Monday 16 September 2019

Leaving clasroom teaching - the aftermath.

When I first started out writing this blog it was meant to a regularly updated account of life after Lemtrada - now it's more like an infrequent anecdotal rant instead, oops.

So I'm posting today because I'm having a bit of a "what the hell am I doing?" moment. Admittedly, the last two years have been full of those but this one has been festering for some time and is mostly career related. 

Back in January, I had a meeting with my boss and somewhat gleefully handed in my notice to say I was leaving the school and in fact the teaching profession, for good. It was gleeful because I was just about to go off for 4 weeks to have round 2 of treatment and so I knew I'd only have to actually teach my classes for 2 weeks after that before I finished, wahey! In reality, I actually chose to stay on until May to help Year 11 get through their exam prep and coursework deadlines, which was really lovely and a nice way to wind down my career. 

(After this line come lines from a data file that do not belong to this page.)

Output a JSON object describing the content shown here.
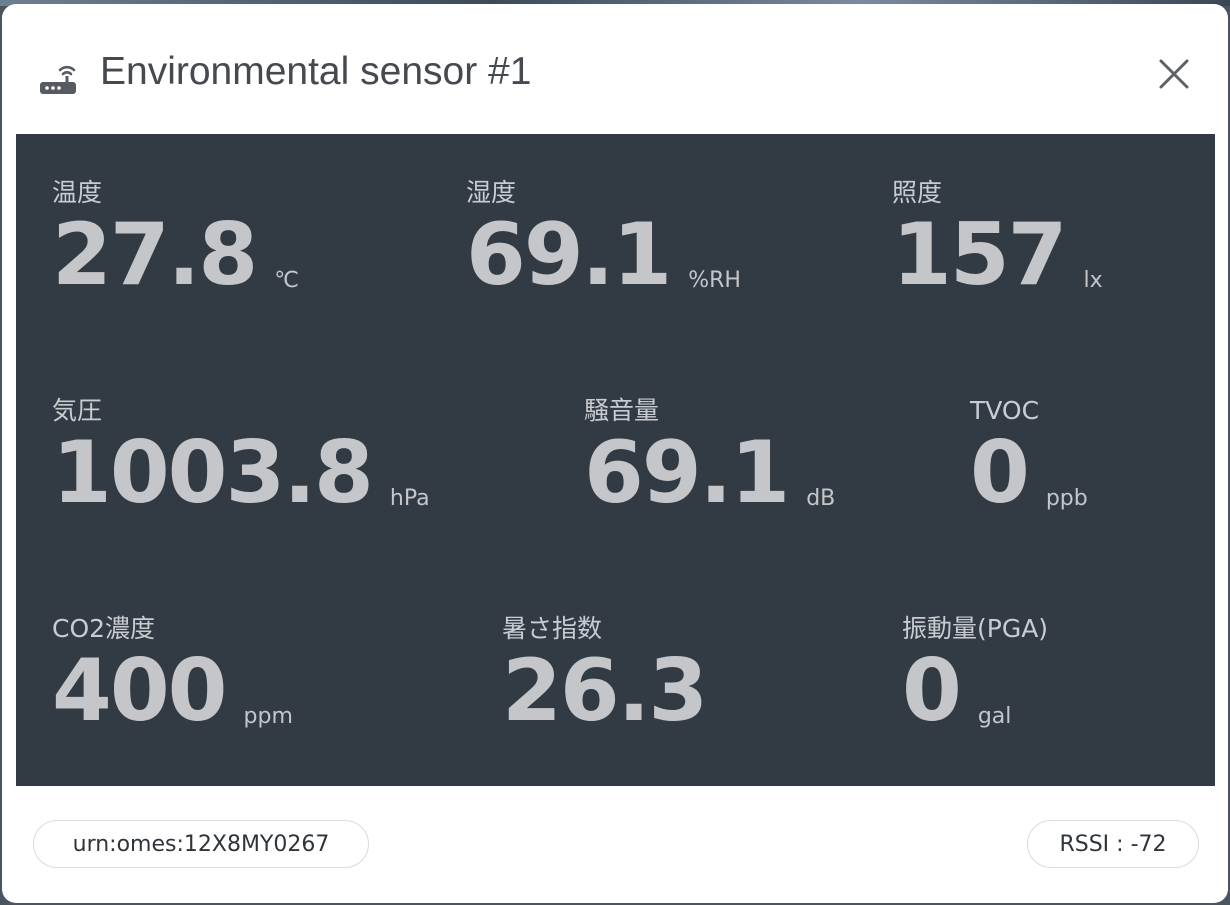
{
  "dialog": {
    "title": "Environmental sensor #1",
    "icons": {
      "device": "router-icon",
      "close": "close-icon"
    }
  },
  "metrics": [
    {
      "label": "温度",
      "value": "27.8",
      "unit": "℃"
    },
    {
      "label": "湿度",
      "value": "69.1",
      "unit": "%RH"
    },
    {
      "label": "照度",
      "value": "157",
      "unit": "lx"
    },
    {
      "label": "気圧",
      "value": "1003.8",
      "unit": "hPa"
    },
    {
      "label": "騒音量",
      "value": "69.1",
      "unit": "dB"
    },
    {
      "label": "TVOC",
      "value": "0",
      "unit": "ppb"
    },
    {
      "label": "CO2濃度",
      "value": "400",
      "unit": "ppm"
    },
    {
      "label": "暑さ指数",
      "value": "26.3",
      "unit": ""
    },
    {
      "label": "振動量(PGA)",
      "value": "0",
      "unit": "gal"
    }
  ],
  "footer": {
    "device_urn": "urn:omes:12X8MY0267",
    "rssi": "RSSI : -72"
  },
  "colors": {
    "panel_bg": "#323b44",
    "value_text": "#c4c6c9",
    "title_text": "#444a50"
  }
}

I'd already been working for the music service part-time alongside my Wood Green teaching hours in the last academic year, and by January I was actually teaching full-time again between the two posts after taking on some maternity cover work for the County Music Service. It felt great to have enough energy to do so much for the first time in ages, but doing the two types of teaching alongside eachother made me start to realise that I'd well and truly lost my love for classroom teaching. 
I think it's safe to say that as a classroom teacher, once you realise that you don't have the enthusiasm or motivation to make whizzy, exciting lesson plans that motivate and inspire young people - it's time to move on. The teachers that are respected by the students are the ones that demonstrate their love for their subject as much as they can. I'd gone from spending my entire weekends coming up with new ways to teach various topics, staying after school so long that my friend Mark would send me a text telling me to go home and wanting to be part of every extra-curricular ensemble going, to doing frankly the bare minimum. Some of which wasn't through choice, certainly losing all my extra-curricular ensembles at once hit me really hard and was a bitter pill to swallow. But seeing someone else with more energy and enthusiasm than me, come in and instantly fall in love with the students and to continue to push them to do their best and sound just fab, well that helped a lot. 
I also remember feeling incredibly guilty because so many of my amazing colleagues were working full-time and working their absolute socks off, and there I was barely working 3 days a week as a classroom teacher and still incapable of finding the joy in it. Admittedly teaching a subject that isn't your own didn't help - I still can't quite believe I managed to convince 3 classes of year 7s that I was an IT teacher AND teach them some basic computer programming! Priceless. 

So many pros/cons lists later, I chose to leave WG and classroom teaching itself after 7 short years and to take my very part-time Woodwind repair business forward as my main job, and to continue working freelance for the music service as an orchestra manager for their touring orchestra OSSO and as a peripatetic woodwind teacher again. 

I worked my absolute socks off this summer to stop myself from feeling a bit odd about not having the usual lengthy summer holiday - which felt amazing. It was such a joy to have WHOLE DAYS worth of woodwind repair rather than a few snatched hours in the evenings and the weekends, I felt so productive! 
But fast forward to now, when colleagues have gone back to work and it's the second week of September and I'm feeling totally lost. I'm not missing the job, (sorry lovely Wood Green colleagues!) I'm not particularly missing the kids, although every time I see my tutor group out and about my heart leaps, I miss my little family and I'm mainly missing the feeling of actually contributing to the community. 
I am still actually teaching a fair bit, working for 4hrs in a local Primary school teaching whole class clarinet (yup that's a class of thirty 7 year old students, all "playing" the clarinet at once!), working with the second youth Orchestra "OSSO" for the county music service and doing about 7 hours of private clarinet/sax/flute/GCSE tuition.
But it's not being responsible for hundreds of kids on a weekly basis, helping them to make the right choices, being there for them if they don't, supporting staff and being part of a big community.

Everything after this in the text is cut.